Permutation Importance

permutation importance는 model이 fit된 후에 계산할 수 있다.

This method works on a simple principle: If I randomly shuffle a single feature in the data, leaving the target and all others in place, how would that affect the final prediction performances?

데이터에서 특정 하나의 feature만 random하게 shuffle한다면, final prediction 성능에 어떤 영향을 끼칠지 살펴보는 것이다. 가장 중요한 feature일수록, shuffling으로 인해 가장 나쁜 prediction 성능이 확인될 것이다.

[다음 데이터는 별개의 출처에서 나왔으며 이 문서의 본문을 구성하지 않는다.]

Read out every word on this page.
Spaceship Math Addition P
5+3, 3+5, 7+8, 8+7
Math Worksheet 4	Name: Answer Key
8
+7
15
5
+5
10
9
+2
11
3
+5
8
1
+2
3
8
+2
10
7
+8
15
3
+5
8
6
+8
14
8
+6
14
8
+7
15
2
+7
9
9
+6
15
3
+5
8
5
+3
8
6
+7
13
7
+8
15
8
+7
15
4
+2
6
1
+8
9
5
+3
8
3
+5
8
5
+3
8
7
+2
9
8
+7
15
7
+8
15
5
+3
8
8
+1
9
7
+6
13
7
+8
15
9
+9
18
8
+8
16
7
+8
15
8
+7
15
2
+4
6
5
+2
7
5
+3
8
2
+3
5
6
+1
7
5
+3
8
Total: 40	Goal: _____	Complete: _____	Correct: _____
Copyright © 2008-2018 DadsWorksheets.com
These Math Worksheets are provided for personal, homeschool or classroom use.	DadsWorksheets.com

This is because we are corrupting the natural structure of data. If we, with our shuffle, break a strong relationship we’ll compromise what our model has learned during training, resulting in higher errors (high error = high importance).

RandomForestRegressor

scikit-learn의 class중 하나로 존재하며, dataset의 feature reduction을 수행하기위해 feature들의 importance value와 같이 reduction의 기준으로 사용할 수 있는 parameter를 RandomForestRegressor를 통해 생성할 수 있다.

Feature Selection

Correlation coefficient, variance threshold, mean absolute difference, dispersion ratio와 같은 technique를 사용해서 more relevant feature를 선택할 수 있다.

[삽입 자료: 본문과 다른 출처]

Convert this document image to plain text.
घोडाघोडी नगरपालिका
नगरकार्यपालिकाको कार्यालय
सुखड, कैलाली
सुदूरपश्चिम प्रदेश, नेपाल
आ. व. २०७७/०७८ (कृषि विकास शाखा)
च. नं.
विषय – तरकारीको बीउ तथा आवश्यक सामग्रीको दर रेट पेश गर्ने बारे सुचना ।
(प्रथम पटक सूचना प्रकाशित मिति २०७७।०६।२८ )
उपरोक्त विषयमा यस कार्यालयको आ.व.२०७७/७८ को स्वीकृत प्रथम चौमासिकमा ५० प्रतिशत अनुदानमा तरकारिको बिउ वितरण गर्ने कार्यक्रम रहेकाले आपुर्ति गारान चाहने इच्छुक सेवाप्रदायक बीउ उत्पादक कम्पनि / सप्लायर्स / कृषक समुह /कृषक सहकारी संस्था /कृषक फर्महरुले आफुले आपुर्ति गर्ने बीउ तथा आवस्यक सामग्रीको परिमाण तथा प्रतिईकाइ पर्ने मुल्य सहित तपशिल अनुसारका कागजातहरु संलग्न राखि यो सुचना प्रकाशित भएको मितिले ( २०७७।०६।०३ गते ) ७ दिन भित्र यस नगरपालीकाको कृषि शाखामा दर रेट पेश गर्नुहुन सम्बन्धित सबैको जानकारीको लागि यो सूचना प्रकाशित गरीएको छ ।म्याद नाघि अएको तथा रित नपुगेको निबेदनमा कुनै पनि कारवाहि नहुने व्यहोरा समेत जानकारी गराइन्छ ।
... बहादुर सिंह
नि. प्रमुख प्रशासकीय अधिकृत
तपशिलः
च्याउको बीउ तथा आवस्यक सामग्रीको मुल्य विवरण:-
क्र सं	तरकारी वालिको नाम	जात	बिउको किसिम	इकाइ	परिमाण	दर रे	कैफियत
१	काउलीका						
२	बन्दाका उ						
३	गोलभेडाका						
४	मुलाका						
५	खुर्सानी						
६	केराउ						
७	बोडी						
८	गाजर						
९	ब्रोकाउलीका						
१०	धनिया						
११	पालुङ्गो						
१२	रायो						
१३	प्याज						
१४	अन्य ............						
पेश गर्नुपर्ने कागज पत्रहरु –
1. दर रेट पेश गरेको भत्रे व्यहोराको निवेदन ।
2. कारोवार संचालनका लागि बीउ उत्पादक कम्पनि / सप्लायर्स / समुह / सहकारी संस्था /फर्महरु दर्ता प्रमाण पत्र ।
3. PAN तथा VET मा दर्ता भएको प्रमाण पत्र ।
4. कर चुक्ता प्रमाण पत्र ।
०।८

Correlation is a measure of the linear relationship of 2 or more variables. Through correlation, we can predict one variable from the other. The logic behind using correlation for feature selection is that the good variables are highly correlated with the target. Furthermore, variables should be correlated with the target but should be uncorrelated among themselves.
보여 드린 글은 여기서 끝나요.